India’s Emerging Merchant BESS Market Faces Its First Regulatory Test

India’s battery energy storage system (BESS) sector has reached an inflection point. Deployment is now scaling at pace, and the merchant model has emerged as the favoured route to market, accounting for 80% of roughly 6.8 GWh of operational BESS capacity. Recent additions have been led by large merchant projects, including Adani’s 3,370 MWh project in Gujarat and ACME’s 2,031 MWh project in Rajasthan. The shift was driven by a sharp decline in BESS costs and a parallel rise in market revenue potential.

A merchant battery operates without a long-term contract, charging when exchange prices are low and discharging when prices are high. This is both commercially relevant and system-relevant in India’s power market, where surplus mid-day solar generation increasingly coincides with lower prices, while demand and prices rise toward the evening peak. This was visible in April 2026, when surplus solar drove Real-Time Market prices on the Indian Energy Exchange (IEX) to near-zero levels, even as evening Day-Ahead Market (DAM) prices approached the INR 10/kWh cap. For merchant batteries, this spread creates a direct revenue opportunity while also helping shift clean power to peak-demand hours and reduce renewable curtailment.

Figure 1: India’s grid-scale operational BESS capacity by procurement model (in MWh); Average peak and off-peak DAM prices on IEX, May 2026 (INR/kWh)

Source: IEX, JMK Research

Two new draft grid-security measures now risk weakening the arbitrage logic that underpins the merchant BESS model:

  • At the central level, the 44th Consultation Meeting for Evolving Transmission Schemes in Western Region (CMETS-WR) agenda requires storage projects seeking ISTS connectivity to maintain a minimum two-hour duration and to install commensurate renewable capacity, solar or wind, exclusively for charging. CTUIL bars any withdrawal of power from the ISTS grid at any time, reasoning that to utilise injection rights during non-solar hours, a battery must be charged by its own commensurate renewable generation. Developers are explicitly forbidden from using their granted solar-hour capacity to charge the battery, as that capacity is reserved solely for direct grid injection.
  • At the state level, Rajasthan’s RVPN draft procedure of May 2026, applicable to battery storage co-located with renewable generation, prohibits grid charging outright and confines the battery charging solely to its own renewable generation, fixing it to solar hour (10:00 to 15:00) for evening discharge, and night-time wind hour (00:00 to 04:00) for morning discharge.
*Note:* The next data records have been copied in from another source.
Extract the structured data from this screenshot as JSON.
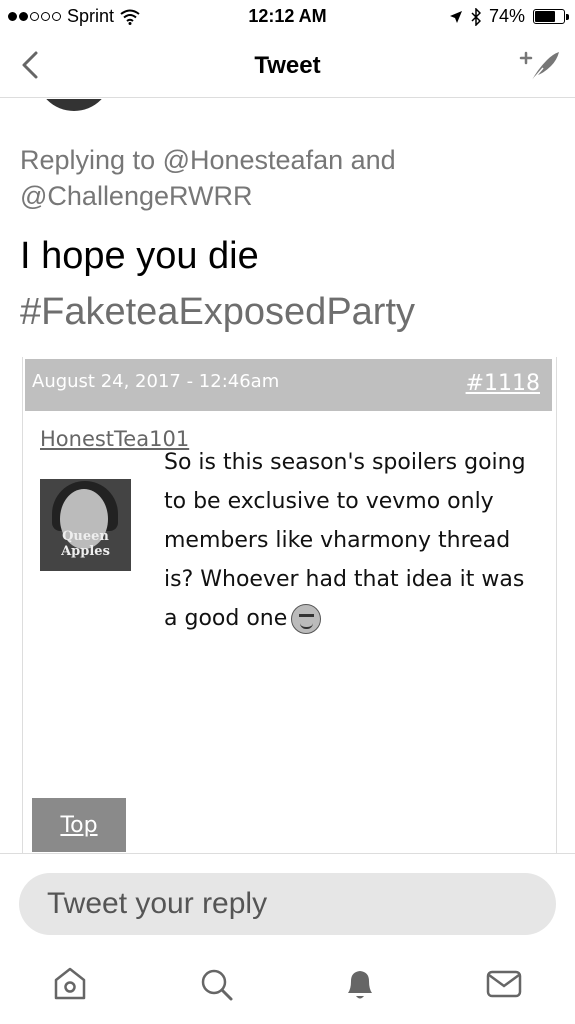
{
  "status_bar": {
    "carrier": "Sprint",
    "time": "12:12 AM",
    "battery_percent": "74%",
    "battery_level": 0.74,
    "signal_bars_filled": 2,
    "signal_bars_total": 5
  },
  "nav": {
    "title": "Tweet",
    "back_icon": "chevron-left-icon",
    "compose_icon": "compose-tweet-icon"
  },
  "tweet": {
    "replying_to": "Replying to @Honesteafan and @ChallengeRWRR",
    "text": "I hope you die",
    "hashtag": "#FaketeaExposedParty"
  },
  "forum_post": {
    "date": "August 24, 2017 - 12:46am",
    "post_number": "#1118",
    "username": "HonestTea101",
    "avatar_caption": "Queen Apples",
    "body": "So is this season's spoilers going to be exclusive to vevmo only members like vharmony thread is? Whoever had that idea it was a good one",
    "top_button": "Top"
  },
  "reply": {
    "placeholder": "Tweet your reply"
  },
  "tab_bar": {
    "items": [
      "home-icon",
      "search-icon",
      "notifications-icon",
      "messages-icon"
    ]
  }
}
The utility reasons that battery operation cannot be aligned purely with market prices, as scheduling must address system constraints, congestion, and grid discipline. It therefore vests the SLDC with authority to curtail or reschedule operations and stipulates that storage must run on a system-driven, not market-driven framework.

A captive renewable mandate turns a battery-only project into a hybrid build, lifting project capex by at least 60-80%, depending on RE configuration. Additionally, setting up a solar or wind project involves additional land, construction, connectivity and regulatory approvals, further lengthening the development cycle. The revenue side is hit simultaneously, as restricting charging to solar or wind generation windows limits access to the cheapest grid-price hour and compresses arbitrage spreads. Further, SLDC discretion over curtailment adds dispatch uncertainty, which lender are likely to price into higher debt costs. Together, higher capex, lower spreads and reduced operational flexibility erode the economics of the merchant BESS model that has driven recent market interest in the BESS market.

India has crossed the 50% non-fossil installed power capacity mark in 2025, ahead of its 2030 target, and the National Electricity Plan (NEP, 2023) estimates a BESS requirement of 47.24 GW/236.22 GWh by 2031─32. A target of this scale and timeline will require procurement routes that are bankable, scalable and responsive to system conditions. Thereby, a blanket prohibition on an emerging and bankable BESS model is disproportionate to the RE intermittency risks it seeks to manage. These provisions have drawn sharp pushback from developers and industry stakeholders, who flag material risks to project economics and feasibility.

Rather than a blanket prohibition, more targeted measures such as permitting grid charging in pre-defined off-peak or surplus-solar windows, tying withdrawal rights to available transmission margins, and limiting SLDC intervention to transparent, pre-specified congestion or grid-security events, will be essential in addressing the sudden disruption of merchant BESS economics. The recently concluded 45th CMETS-WR meeting has moved partially in this direction, but its timely and consistent implementation across central and state regulators is essential. As India ventures to bridge the gap between RE generation, transmission and consumption through energy storage mechanisms, policy induced uncertainties can tighten financing, slow BESS deployment, and ultimately constrain the firm capacity needed to support India’s renewable energy build-out.